Il Covid lascia il segno, si riduce l’aspettativa di vita: da oltre 83 anni stimati nel 2019-2020 siamo passati a 82,1

Lo studio Istat: il Fvg è tra le poche regioni che peggiorano i dati anche nel 2021

Alberto Lauber

UDINE. Il Covid nel 2021 ha lasciato il segno soprattutto in alcune regioni e tra queste c’è il Friuli Venezia Giulia che, dopo aver pagato il suo tributo con un elevato numero di decessi, vede arrivare dall’Istat un verdetto severo anche sull’aspettativa di vita, che in soli dodici mesi passa da 83 anni ad 82,1.

La progressione verso il basso dunque è proseguita anche nel 2021, dopo che il dato 2020 aveva già ridotto l’aspettativa che nel 2019 era di 83,6.

L’Istat fa notare che se nel 2020 quasi tutta l’Italia ha peggiorato questo indicatore a causa della pandemia, nel 2021 molte regioni hanno invece mostrato importanti recuperi. Non è stato così per il Friuli Venezia Giulia, tra i pochi territori del Nord Italia a continuare la discesa, così come hanno fatto alcune regioni del Mezzogiorno come Molise, Calabria, Puglia e Sicilia.

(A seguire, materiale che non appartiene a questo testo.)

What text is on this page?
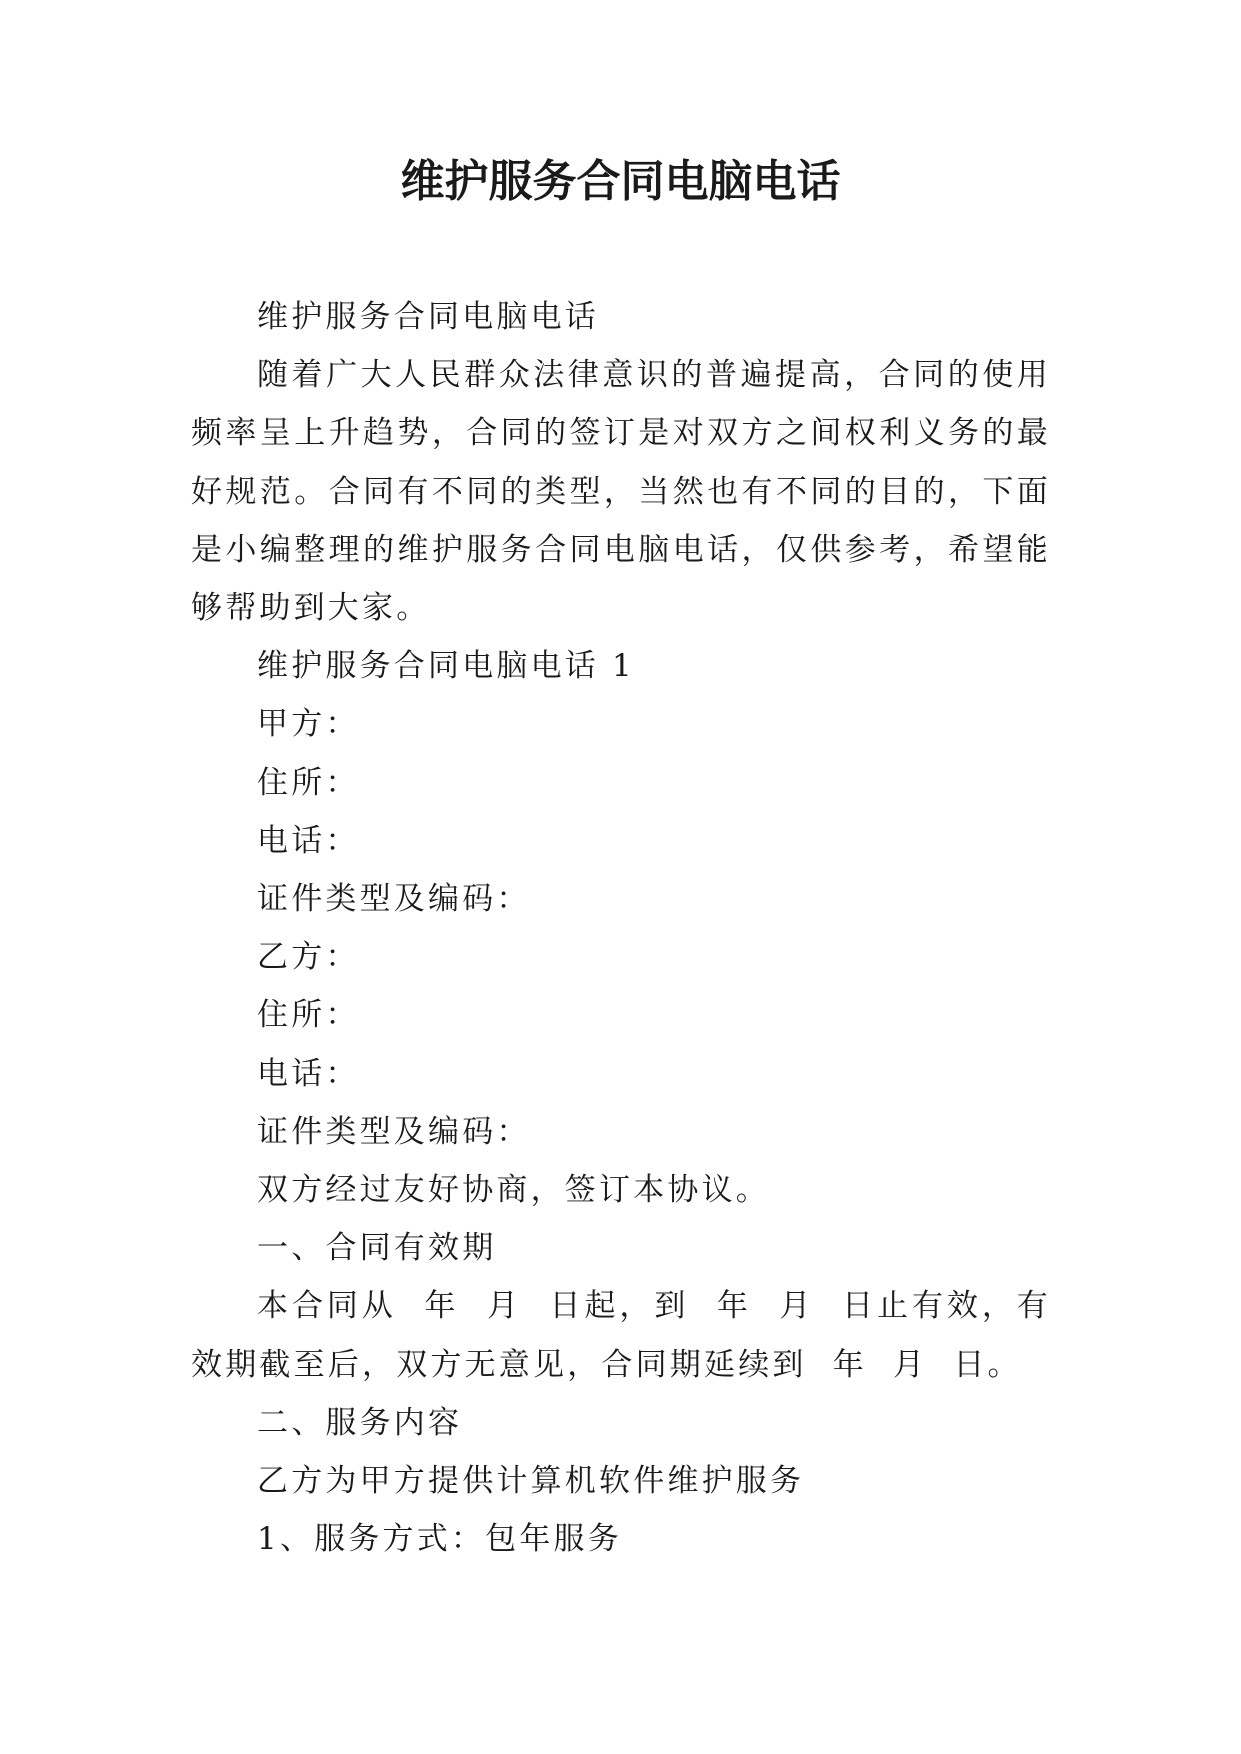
维护服务合同电脑电话

维护服务合同电脑电话

随着广大人民群众法律意识的普遍提高，合同的使用频率呈上升趋势，合同的签订是对双方之间权利义务的最好规范。合同有不同的类型，当然也有不同的目的，下面是小编整理的维护服务合同电脑电话，仅供参考，希望能够帮助到大家。

维护服务合同电脑电话 1

甲方：

住所：

电话：

证件类型及编码：

乙方：

住所：

电话：

证件类型及编码：

双方经过友好协商，签订本协议。

一、合同有效期

本合同从  年  月  日起，到  年  月  日止有效，有效期截至后，双方无意见，合同期延续到  年  月  日。

二、服务内容

乙方为甲方提供计算机软件维护服务

1、服务方式：包年服务
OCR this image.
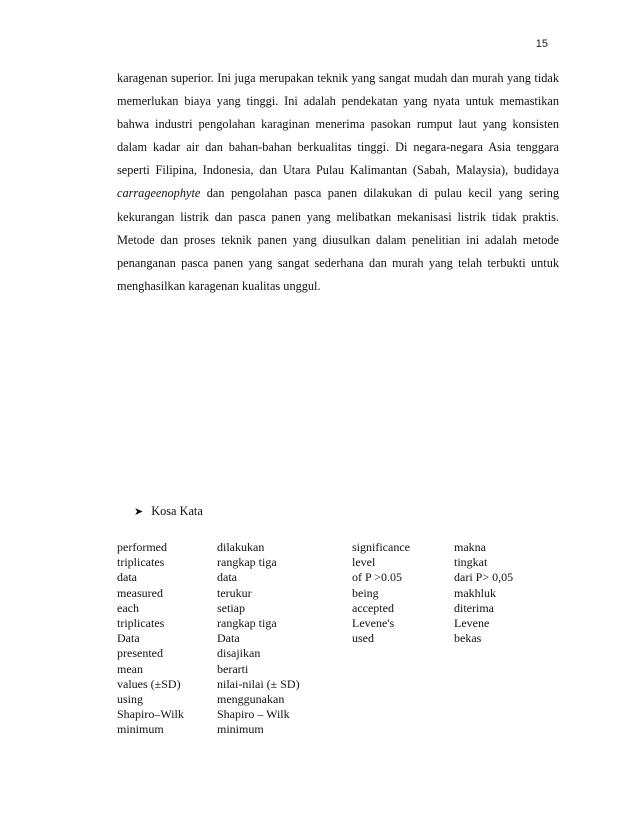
15

karagenan superior. Ini juga merupakan teknik yang sangat mudah dan murah yang tidak memerlukan biaya yang tinggi. Ini adalah pendekatan yang nyata untuk memastikan bahwa industri pengolahan karaginan menerima pasokan rumput laut yang konsisten dalam kadar air dan bahan-bahan berkualitas tinggi. Di negara-negara Asia tenggara seperti Filipina, Indonesia, dan Utara Pulau Kalimantan (Sabah, Malaysia), budidaya carrageenophyte dan pengolahan pasca panen dilakukan di pulau kecil yang sering kekurangan listrik dan pasca panen yang melibatkan mekanisasi listrik tidak praktis. Metode dan proses teknik panen yang diusulkan dalam penelitian ini adalah metode penanganan pasca panen yang sangat sederhana dan murah yang telah terbukti untuk menghasilkan karagenan kualitas unggul.

➤ Kosa Kata
performed	dilakukan	significance	makna
triplicates	rangkap tiga	level	tingkat
data	data	of P >0.05	dari P> 0,05
measured	terukur	being	makhluk
each	setiap	accepted	diterima
triplicates	rangkap tiga	Levene's	Levene
Data	Data	used	bekas
presented	disajikan		
mean	berarti		
values (±SD)	nilai-nilai (± SD)		
using	menggunakan		
Shapiro–Wilk	Shapiro – Wilk		
minimum	minimum		
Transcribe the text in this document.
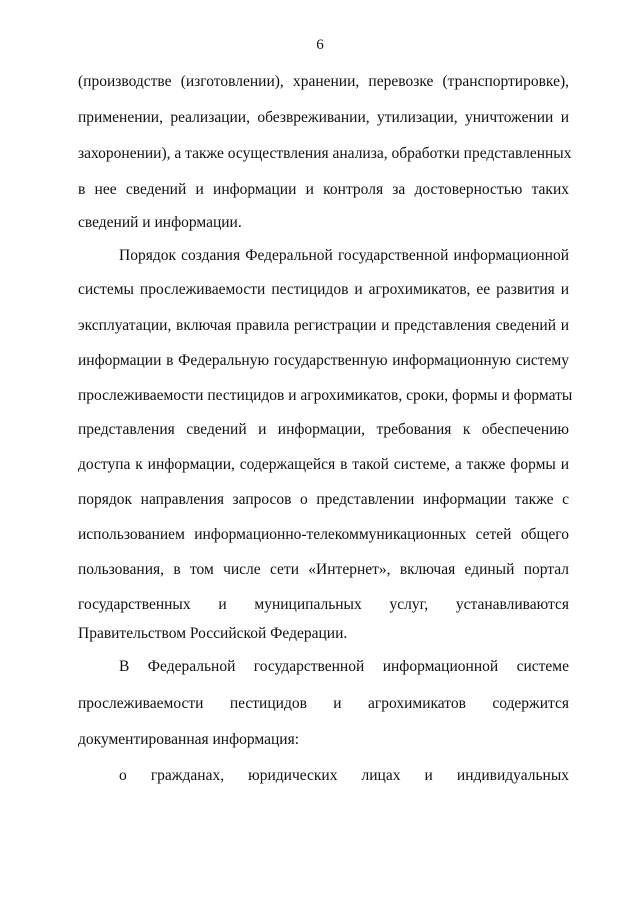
6
(производстве (изготовлении), хранении, перевозке (транспортировке),
применении, реализации, обезвреживании, утилизации, уничтожении и
захоронении), а также осуществления анализа, обработки представленных
в нее сведений и информации и контроля за достоверностью таких
сведений и информации.
Порядок создания Федеральной государственной информационной
системы прослеживаемости пестицидов и агрохимикатов, ее развития и
эксплуатации, включая правила регистрации и представления сведений и
информации в Федеральную государственную информационную систему
прослеживаемости пестицидов и агрохимикатов, сроки, формы и форматы
представления сведений и информации, требования к обеспечению
доступа к информации, содержащейся в такой системе, а также формы и
порядок направления запросов о представлении информации также с
использованием информационно-телекоммуникационных сетей общего
пользования, в том числе сети «Интернет», включая единый портал
государственных и муниципальных услуг, устанавливаются
Правительством Российской Федерации.
В Федеральной государственной информационной системе
прослеживаемости пестицидов и агрохимикатов содержится
документированная информация:
о гражданах, юридических лицах и индивидуальных
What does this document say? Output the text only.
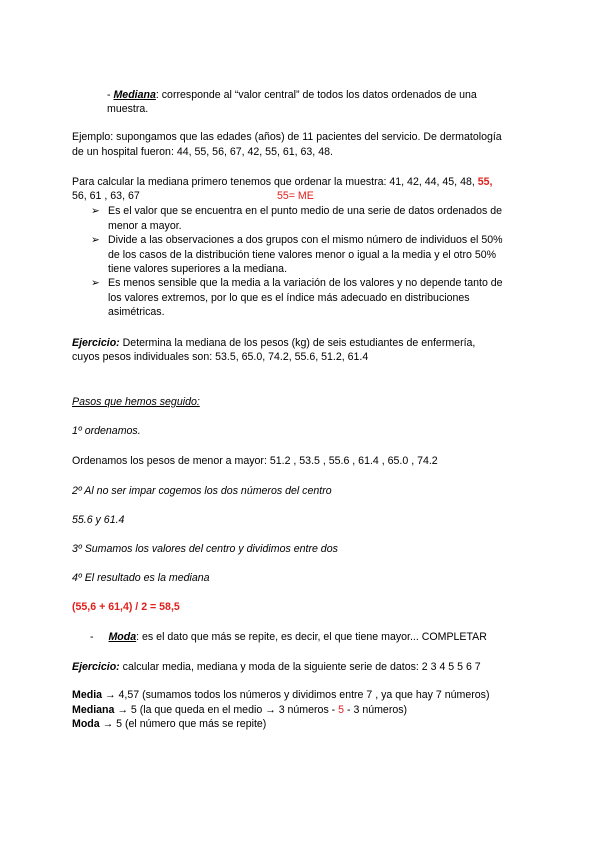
- Mediana: corresponde al “valor central” de todos los datos ordenados de una
muestra.
Ejemplo: supongamos que las edades (años) de 11 pacientes del servicio. De dermatología
de un hospital fueron: 44, 55, 56, 67, 42, 55, 61, 63, 48.
Para calcular la mediana primero tenemos que ordenar la muestra: 41, 42, 44, 45, 48, 55,
56, 61 , 63, 67	55= ME
➢ Es el valor que se encuentra en el punto medio de una serie de datos ordenados de
menor a mayor.
➢ Divide a las observaciones a dos grupos con el mismo número de individuos el 50%
de los casos de la distribución tiene valores menor o igual a la media y el otro 50%
tiene valores superiores a la mediana.
➢ Es menos sensible que la media a la variación de los valores y no depende tanto de
los valores extremos, por lo que es el índice más adecuado en distribuciones
asimétricas.
Ejercicio: Determina la mediana de los pesos (kg) de seis estudiantes de enfermería,
cuyos pesos individuales son: 53.5, 65.0, 74.2, 55.6, 51.2, 61.4
Pasos que hemos seguido:
1º ordenamos.
Ordenamos los pesos de menor a mayor: 51.2 , 53.5 , 55.6 , 61.4 , 65.0 , 74.2
2º Al no ser impar cogemos los dos números del centro
55.6 y 61.4
3º Sumamos los valores del centro y dividimos entre dos
4º El resultado es la mediana
(55,6 + 61,4) / 2 = 58,5
- Moda: es el dato que más se repite, es decir, el que tiene mayor... COMPLETAR
Ejercicio: calcular media, mediana y moda de la siguiente serie de datos: 2 3 4 5 5 6 7
Media → 4,57 (sumamos todos los números y dividimos entre 7 , ya que hay 7 números)
Mediana → 5 (la que queda en el medio → 3 números - 5 - 3 números)
Moda → 5 (el número que más se repite)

Questi dati sono stati recentemente pubblicati dall’Istat all’interno del suo rapporto annuale Bes (Benessere equo e sostenibile). Si tratta di un lavoro imponente che fotografa il Paese in dodici grandi sezioni: salute; istruzione e formazione; lavoro e conciliazione dei tempi di vita; benessere economico; relazioni sociali; politica e istituzioni; sicurezza; benessere soggettivo; paesaggio e patrimonio culturale; ambiente; innovazione, ricerca e creatività; qualità dei servizi. Nel capitolo della Salute sono affrontati – fra gli altri – anche i temi dell’aspettativa di vita.

Le tabelle Istat indicano altri dati sulla salute in peggioramento dal 2019 al 2021, ossia dopo la bufera del coronavirus. Scende, per esempio, la speranza di vita in buona salute alla nascita, che in Friuli Venezia Giulia dai 61,8 anni del 2019 cala ai 60,9 anni del 2021 (l’indicatore misura il numero medio di anni che un bambino che nasce in un determinato anno di calendario può aspettarsi di vivere in buone condizioni di salute).

La pandemia ha avuto riflessi anche su altri aspetti della vita e della salute misurati dall’Istat, come la sedentarietà. Le disposizioni applicate al fine di contenere la diffusione del virus hanno notevolmente inciso su molti aspetti connessi alle abitudini della vita quotidiana, specialmente durante il lockdown del 2020. La sospensione di molte attività e il cambiamento delle abitudini ha dunque inciso nel primo anno di pandemia, mentre nel 2021 c’è stato un progressivo riavvicinamento all’attività sportiva e al movimento in generale. «Tuttavia – osserva l’Istat – , la diminuzione non ha riguardano i giovanissimi di 14-19 per i quali si è assistito a un aumento significativo della sedentarietà che è passata dal 18,6% al 20,9%.

Un calo consistente nella proporzione delle persone sedentarie si è, invece, osservato tra la popolazione adulta di 45-59 anni (-3,2 punti percentuali) e tra la popolazione anziana di 75 anni e più (-4,3 punti percentuali). Ciò che si è osservato nel 2021, ma che era in parte emerso anche nel 2020, è stata la diminuzione, specialmente tra i giovani di 14-24 anni, della pratica sportiva continuativa e parallelamente la crescita della pratica sportiva saltuaria e dell’abitudine a svolgere attività fisiche.

Queste modalità di pratica sono spesso caratterizzate dal fatto di essere svolte in modo destrutturato e al di fuori delle palestre e dei centri sportivi che, nel periodo pandemico, hanno sperimentato lunghi periodi di chiusura dovute alle restrizioni imposte per il contenimento del virus».